Find the number of terms in G.Pgiven thatits first&last term are 5 1/3k&243k/256 respectively&that its common ratiois3/4
first term = a = 5 1/3k or (16/3)k
r = 3/4
last term = ar^(n-1) = 243k/256 = (243/256)k
(16/3)k (3/4)^(n-1) = (243/256)k
(3/4)^(n-1) = (243/256)(3/16) = 729/4096 = 3^6 / 4^6
(3/4)^(n-1) = (3/4)^6
n-1 = 6
n = 7
you have 7 terms
Very nice 👌👌
Correct
please I don't understand how you got 6
Correct
Confirmed
To find the number of terms in a geometric progression (G.P.), you'll need to use the formula for the nth term of a G.P., which is:
an = a * r^(n-1)
Where:
an = nth term of the G.P.
a = first term of the G.P.
r = common ratio of the G.P.
n = number of terms in the G.P.
In this case, the first term (a) is 5 1/3k, and the last term is 243k/256. The common ratio (r) is 3/4.
Let's start by finding the values of a and r:
a = 5 1/3k
We can write 5 1/3 as an improper fraction: 16/3.
So, a = (16/3)k.
Now, let's find r:
r = 3/4
Next, we want to find the value of n. We know that the nth term (an) is equal to 243k/256. So, we can substitute these values into the formula:
(243k/256) = [(16/3)k] * [(3/4)^(n-1)]
To simplify this equation, we can cancel out the k terms:
(243/256) = (16/3) * [(3/4)^(n-1)]
Now, let's simplify the equation further:
(243/256) = (16/3) * [(3^(n-1))/(4^(n-1))]

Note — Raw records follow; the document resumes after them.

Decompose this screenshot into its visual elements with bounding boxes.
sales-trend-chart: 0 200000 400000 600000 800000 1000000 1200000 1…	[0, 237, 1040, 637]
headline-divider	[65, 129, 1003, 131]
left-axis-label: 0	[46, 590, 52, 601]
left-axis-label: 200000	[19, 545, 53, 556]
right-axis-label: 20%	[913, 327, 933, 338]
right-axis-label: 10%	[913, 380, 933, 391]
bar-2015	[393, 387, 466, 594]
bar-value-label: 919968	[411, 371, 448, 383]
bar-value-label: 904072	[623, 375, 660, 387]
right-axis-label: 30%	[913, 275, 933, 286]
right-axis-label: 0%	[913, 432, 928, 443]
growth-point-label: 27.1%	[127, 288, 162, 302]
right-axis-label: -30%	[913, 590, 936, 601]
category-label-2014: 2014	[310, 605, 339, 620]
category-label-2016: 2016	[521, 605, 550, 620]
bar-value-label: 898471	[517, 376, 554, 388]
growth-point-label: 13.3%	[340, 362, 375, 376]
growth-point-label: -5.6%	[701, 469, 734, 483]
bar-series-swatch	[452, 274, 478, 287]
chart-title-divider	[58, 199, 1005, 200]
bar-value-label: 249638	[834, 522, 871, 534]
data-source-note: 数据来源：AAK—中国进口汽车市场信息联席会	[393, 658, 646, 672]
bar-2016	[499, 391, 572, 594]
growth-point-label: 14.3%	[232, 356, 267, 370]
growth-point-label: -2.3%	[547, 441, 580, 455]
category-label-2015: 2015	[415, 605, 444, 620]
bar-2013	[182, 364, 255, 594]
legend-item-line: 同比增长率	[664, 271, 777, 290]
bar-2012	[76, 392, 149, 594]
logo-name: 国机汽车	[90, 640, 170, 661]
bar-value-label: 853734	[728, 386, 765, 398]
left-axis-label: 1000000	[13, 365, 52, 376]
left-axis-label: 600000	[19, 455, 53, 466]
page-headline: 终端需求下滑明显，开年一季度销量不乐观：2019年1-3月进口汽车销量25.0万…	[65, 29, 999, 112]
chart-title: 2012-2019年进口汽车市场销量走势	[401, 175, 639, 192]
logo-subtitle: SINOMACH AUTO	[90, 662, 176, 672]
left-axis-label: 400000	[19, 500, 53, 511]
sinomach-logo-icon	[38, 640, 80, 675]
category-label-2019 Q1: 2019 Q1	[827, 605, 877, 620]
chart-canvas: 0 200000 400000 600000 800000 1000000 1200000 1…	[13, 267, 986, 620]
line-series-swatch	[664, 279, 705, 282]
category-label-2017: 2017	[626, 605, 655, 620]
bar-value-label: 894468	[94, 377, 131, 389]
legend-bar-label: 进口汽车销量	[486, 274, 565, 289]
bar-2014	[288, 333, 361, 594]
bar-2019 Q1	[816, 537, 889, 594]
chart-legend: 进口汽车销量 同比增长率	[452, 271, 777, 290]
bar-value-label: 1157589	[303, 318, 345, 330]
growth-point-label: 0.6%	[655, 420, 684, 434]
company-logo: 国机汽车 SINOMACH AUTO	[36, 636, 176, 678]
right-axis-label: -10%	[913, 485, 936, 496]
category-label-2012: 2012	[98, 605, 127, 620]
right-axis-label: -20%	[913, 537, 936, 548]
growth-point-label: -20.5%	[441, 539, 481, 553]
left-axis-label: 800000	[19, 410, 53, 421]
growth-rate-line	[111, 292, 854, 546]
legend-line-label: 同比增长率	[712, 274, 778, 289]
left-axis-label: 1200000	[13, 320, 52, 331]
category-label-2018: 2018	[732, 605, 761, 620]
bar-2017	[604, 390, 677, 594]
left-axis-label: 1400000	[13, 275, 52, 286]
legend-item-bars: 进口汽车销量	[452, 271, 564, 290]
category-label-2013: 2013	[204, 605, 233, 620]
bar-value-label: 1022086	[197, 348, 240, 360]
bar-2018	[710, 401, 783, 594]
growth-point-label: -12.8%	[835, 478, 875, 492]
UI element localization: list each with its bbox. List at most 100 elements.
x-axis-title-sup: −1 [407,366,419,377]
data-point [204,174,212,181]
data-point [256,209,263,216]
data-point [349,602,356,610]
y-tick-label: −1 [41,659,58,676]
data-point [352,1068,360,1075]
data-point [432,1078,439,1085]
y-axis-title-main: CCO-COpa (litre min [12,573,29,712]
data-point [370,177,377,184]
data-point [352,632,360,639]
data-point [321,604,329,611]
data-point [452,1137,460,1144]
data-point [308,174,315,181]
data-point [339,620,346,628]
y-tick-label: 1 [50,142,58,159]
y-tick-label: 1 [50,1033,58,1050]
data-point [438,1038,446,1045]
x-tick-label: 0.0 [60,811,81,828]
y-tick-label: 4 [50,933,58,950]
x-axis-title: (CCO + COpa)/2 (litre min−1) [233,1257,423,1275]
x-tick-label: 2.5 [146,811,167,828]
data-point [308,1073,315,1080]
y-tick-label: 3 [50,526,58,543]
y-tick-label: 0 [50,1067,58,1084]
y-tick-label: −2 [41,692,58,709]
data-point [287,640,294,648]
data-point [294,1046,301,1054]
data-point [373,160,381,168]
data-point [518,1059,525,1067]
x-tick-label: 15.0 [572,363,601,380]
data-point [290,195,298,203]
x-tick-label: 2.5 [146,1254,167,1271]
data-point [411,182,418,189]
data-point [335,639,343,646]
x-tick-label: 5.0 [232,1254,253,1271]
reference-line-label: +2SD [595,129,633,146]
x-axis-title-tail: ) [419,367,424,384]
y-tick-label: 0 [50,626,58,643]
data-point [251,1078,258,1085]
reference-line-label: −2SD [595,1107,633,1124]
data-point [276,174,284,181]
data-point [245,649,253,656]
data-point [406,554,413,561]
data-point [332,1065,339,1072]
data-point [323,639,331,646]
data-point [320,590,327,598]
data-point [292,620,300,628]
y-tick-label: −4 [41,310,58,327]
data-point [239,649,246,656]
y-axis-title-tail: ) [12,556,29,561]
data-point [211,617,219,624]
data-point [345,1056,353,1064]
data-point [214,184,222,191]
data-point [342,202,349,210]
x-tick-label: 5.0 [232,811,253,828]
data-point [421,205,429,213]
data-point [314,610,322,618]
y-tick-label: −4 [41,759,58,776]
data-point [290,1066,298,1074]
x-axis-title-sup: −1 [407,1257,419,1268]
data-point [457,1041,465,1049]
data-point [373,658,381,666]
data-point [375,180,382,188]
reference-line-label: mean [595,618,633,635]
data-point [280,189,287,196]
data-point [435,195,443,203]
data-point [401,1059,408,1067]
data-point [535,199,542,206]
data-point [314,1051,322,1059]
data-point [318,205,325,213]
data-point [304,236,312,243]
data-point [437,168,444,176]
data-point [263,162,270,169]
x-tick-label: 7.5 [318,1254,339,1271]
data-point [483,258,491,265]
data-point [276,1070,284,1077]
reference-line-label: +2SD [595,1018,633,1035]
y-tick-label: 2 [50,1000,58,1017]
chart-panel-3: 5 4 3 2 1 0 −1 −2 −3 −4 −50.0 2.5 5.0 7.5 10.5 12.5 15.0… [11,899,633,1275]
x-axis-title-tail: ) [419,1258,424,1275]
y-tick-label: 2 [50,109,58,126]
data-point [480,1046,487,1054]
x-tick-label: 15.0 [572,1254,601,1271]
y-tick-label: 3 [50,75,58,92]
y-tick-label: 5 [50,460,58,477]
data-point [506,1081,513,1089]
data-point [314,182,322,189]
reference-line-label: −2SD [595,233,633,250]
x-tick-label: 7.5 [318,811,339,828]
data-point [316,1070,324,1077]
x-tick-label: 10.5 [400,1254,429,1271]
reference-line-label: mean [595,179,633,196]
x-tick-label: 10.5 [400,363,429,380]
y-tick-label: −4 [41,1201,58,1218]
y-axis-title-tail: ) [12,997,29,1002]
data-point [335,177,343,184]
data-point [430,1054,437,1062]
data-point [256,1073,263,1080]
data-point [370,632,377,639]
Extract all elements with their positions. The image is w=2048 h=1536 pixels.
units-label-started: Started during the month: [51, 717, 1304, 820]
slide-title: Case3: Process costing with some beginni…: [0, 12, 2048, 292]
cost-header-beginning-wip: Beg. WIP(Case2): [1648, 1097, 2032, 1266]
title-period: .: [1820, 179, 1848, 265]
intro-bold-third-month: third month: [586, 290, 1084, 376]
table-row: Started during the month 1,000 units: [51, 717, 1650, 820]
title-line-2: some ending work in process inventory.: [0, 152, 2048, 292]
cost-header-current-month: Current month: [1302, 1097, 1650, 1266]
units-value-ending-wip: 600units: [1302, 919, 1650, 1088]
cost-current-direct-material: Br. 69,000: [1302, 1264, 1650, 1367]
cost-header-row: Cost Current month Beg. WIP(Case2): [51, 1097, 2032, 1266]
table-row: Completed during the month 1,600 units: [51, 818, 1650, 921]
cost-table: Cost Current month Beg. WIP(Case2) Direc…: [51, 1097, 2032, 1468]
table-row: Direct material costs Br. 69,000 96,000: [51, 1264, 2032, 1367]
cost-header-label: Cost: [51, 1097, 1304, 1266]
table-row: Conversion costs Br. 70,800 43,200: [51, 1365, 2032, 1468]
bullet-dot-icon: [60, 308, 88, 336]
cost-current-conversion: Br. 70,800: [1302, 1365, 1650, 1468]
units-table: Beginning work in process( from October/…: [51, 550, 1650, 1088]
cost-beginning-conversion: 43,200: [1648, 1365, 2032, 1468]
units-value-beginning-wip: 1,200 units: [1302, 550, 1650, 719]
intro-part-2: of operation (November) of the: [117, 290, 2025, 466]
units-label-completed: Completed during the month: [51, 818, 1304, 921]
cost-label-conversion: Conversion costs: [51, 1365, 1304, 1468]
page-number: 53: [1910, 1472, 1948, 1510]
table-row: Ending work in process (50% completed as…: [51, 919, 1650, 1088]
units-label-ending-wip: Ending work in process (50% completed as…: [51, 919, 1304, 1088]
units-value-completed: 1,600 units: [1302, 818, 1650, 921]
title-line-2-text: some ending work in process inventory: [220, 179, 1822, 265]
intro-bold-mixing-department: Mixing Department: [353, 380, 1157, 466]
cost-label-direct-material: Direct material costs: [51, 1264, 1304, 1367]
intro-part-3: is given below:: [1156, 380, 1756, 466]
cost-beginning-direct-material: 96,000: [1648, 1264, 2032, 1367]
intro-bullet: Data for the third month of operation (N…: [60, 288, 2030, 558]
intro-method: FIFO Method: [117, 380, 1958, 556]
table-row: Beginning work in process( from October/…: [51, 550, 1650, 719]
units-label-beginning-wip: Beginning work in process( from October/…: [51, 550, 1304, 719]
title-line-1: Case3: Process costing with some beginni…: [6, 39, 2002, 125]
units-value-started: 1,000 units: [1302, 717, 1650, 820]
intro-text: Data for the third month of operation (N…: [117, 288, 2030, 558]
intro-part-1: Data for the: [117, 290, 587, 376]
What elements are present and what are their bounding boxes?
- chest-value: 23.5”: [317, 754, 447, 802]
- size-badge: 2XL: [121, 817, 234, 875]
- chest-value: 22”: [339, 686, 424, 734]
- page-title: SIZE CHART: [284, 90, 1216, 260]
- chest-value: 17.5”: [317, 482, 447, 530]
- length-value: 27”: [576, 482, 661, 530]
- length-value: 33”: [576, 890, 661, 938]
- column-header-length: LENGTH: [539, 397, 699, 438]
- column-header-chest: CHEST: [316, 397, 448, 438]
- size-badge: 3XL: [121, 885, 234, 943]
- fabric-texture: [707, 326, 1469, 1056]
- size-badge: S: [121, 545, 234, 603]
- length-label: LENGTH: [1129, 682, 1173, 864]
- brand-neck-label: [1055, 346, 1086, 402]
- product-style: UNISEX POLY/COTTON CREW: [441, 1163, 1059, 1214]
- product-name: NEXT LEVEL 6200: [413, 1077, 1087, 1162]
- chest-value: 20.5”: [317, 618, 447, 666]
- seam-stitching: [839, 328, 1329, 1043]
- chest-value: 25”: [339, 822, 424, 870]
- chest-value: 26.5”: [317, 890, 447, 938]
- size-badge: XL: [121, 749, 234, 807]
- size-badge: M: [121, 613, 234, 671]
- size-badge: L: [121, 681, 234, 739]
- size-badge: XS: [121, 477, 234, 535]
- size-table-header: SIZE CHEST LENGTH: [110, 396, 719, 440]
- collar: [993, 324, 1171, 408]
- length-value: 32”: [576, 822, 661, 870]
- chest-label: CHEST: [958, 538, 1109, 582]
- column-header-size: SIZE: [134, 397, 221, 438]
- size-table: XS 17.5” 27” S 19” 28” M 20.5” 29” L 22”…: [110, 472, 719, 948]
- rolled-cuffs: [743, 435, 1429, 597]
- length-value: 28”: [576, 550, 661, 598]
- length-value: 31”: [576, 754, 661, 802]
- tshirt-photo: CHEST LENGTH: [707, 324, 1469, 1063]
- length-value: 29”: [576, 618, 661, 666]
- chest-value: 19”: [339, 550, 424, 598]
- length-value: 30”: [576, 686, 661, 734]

To eliminate the fractions, we can multiply both sides of the equation by 256 * 3 * 4^(n-1) to get rid of the denominators:
(243/256) * (256 * 3 * 4^(n-1)) = (16/3) * [(3^(n-1))/(4^(n-1))] * (256 * 3 * 4^(n-1))
Simplifying further:
243 * 3 * 4^(n-1) = 16 * (3^(n-1)) * (256 * 3 * 4^(n-1))
Canceling out terms:
729 * 4^(n-1) = 768 * 3 * (4^(n-1))
Dividing both sides by 3 to simplify:
729 * 4^(n-1) / 3 = 768 * 4^(n-1)
Now, we can cancel out the 4^(n-1) terms:
729 / 3 = 768
243 = 768
This equation doesn't hold true, which means that there is no solution. Therefore, there is no whole number value for n that satisfies this equation. Hence, there are no terms in the given G.P.
Please check the values provided or the calculations to ensure accuracy.